Thomas Roma, the author of In the Vale of Cashmere, is featured in the first iteration of a new video series spotlighting photographers and their work produced by the Steven Kasher Gallery, where Roma’s accompanying exhibition runs through December 23. The photographer, a Brooklyn native and founder of Columbia University’s photography program, has spent the last few decades of his career documenting Brooklyn with an inexhaustible passion for the people who make the borough such a diverse and fascinating place.

We interviewed Roma about his photographs of the Vale — a cruising spot for black and Afro-Caribbean gay men who live in the surrounding Crown Heights neighborhood — which the photographer returned to nearly every day for nearly four years.
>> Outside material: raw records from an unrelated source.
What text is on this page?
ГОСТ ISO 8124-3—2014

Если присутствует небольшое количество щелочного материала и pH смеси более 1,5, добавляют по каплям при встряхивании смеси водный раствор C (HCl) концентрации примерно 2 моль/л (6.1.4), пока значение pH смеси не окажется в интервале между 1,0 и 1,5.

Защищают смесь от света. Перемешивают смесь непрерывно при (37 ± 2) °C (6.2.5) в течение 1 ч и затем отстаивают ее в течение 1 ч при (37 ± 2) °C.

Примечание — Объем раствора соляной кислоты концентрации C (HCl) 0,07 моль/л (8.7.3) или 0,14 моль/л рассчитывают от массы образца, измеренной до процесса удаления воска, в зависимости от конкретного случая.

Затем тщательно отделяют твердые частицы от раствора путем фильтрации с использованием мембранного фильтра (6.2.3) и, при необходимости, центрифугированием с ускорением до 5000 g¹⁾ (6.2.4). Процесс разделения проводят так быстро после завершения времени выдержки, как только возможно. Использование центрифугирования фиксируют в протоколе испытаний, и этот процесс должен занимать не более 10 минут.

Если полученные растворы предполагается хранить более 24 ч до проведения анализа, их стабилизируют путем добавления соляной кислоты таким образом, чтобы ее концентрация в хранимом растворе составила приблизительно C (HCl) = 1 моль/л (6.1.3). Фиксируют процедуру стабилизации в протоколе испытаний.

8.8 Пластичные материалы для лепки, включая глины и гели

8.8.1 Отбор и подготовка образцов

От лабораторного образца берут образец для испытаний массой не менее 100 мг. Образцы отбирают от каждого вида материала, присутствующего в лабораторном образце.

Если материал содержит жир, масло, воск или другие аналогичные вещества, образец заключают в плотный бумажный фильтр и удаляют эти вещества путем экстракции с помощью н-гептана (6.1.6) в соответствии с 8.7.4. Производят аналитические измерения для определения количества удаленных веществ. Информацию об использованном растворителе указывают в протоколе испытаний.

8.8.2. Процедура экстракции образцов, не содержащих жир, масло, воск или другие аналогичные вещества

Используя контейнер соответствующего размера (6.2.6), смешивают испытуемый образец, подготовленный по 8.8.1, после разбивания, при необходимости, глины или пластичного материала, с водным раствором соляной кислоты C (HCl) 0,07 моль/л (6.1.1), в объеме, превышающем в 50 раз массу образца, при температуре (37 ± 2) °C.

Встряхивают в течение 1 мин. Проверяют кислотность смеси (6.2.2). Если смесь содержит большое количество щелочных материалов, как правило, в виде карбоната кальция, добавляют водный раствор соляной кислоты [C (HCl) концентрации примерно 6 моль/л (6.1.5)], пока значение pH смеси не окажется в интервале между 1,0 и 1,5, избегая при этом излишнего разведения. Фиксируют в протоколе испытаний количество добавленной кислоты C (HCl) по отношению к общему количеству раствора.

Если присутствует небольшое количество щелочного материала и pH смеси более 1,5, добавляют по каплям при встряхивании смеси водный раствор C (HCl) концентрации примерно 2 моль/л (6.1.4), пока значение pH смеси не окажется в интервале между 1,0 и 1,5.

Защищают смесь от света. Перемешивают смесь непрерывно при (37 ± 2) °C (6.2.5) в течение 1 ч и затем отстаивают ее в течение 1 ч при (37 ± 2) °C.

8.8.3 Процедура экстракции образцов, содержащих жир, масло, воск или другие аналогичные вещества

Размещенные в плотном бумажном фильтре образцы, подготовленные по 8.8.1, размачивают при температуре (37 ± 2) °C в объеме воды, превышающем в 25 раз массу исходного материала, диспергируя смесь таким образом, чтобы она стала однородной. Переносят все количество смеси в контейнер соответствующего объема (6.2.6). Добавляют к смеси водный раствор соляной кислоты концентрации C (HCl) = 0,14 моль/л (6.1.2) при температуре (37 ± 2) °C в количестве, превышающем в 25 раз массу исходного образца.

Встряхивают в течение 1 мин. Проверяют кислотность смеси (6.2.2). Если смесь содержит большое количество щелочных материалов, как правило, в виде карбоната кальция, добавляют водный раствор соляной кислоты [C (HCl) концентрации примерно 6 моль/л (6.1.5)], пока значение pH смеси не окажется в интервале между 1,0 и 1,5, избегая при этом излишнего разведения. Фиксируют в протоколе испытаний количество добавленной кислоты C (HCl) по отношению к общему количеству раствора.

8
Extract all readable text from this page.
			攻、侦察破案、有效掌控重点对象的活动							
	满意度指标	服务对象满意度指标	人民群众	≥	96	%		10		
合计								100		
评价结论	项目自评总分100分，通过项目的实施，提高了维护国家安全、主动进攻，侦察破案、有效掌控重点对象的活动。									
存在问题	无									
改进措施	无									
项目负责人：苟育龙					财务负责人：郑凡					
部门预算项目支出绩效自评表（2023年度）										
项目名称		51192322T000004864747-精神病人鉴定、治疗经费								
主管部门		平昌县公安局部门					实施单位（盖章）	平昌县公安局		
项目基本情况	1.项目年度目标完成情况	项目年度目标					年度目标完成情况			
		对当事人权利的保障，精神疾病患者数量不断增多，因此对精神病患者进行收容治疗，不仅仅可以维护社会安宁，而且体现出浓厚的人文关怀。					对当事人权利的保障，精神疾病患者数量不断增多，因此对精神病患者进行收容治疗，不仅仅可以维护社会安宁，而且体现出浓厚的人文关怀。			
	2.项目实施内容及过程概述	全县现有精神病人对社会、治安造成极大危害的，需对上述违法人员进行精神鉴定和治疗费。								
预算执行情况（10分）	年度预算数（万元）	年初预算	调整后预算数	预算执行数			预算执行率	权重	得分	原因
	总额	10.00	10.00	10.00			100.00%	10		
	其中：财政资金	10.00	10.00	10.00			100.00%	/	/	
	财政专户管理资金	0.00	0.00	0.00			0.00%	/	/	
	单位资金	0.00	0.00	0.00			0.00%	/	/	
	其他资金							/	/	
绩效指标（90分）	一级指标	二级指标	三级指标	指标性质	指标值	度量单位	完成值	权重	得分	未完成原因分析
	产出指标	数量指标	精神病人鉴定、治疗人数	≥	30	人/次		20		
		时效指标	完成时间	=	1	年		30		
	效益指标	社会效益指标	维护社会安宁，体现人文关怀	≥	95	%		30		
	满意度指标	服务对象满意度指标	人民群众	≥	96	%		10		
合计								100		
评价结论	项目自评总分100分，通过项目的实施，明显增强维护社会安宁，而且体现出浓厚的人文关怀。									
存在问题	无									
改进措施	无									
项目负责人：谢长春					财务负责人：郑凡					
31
Roma developed a deep connection to the place, as you can imagine, and not simply because he spent so much time there, but because years earlier, a very close friend of his named Carl (who died of AIDS in 1991) frequented the Vale.

These photographs began to take on a whole new dimension, however, when we heard that the Prospect Park Alliance (PPA) — which has carried out a massive overhaul of the park, transforming it from an overgrown, neglected area that many residents avoided to a leisurely, manicured retreat for nearby neighbors — has now set its sight on renovating the Vale of Cashmere. Some critics have argued that the improvement projects, which have reached nearly every corner of the park, while improving the public space for more than a million people who visit the park annually, has had a negative impact on the surrounding area in terms of “green gentrification.”

While the PPA has good intentions to be sure, the worry is that a project aimed at “cleaning up” the Vale will destroy what’s already a legitimate gathering place for a group that’s facing displacement and discrimination in other ways.

Roma denies that his project is a “political one,” pressing that his intentions stemmed from his love for Carl and wanting to better understand a place that his friend frequented. Still, the photographer vehemently disapproves of so-called “clean up” projects. His photographs however, do promote understanding in that they provide a window into a world that’s generally shrouded in secrecy, or as Roma put it:

“People did warn me because it was ‘dangerous,’ and I believe most of that is racist and part of it is homophobic– it’s the ‘other,’ the ‘other’ is not going to allow you near them, and that’s simply not true. I’m living proof of it. People thought I was crazy for going into the Vale of Cashmere,” he said, exasperated. “You’re crazy for disallowing yourself.”

One thing we wish we’d been able to convey is Roma’s capacity for storytelling, and this video by Rachel Liebling bring us back to Roma’s office, where we sat and listened to him talk on end, something we highly recommend you do if given the opportunity.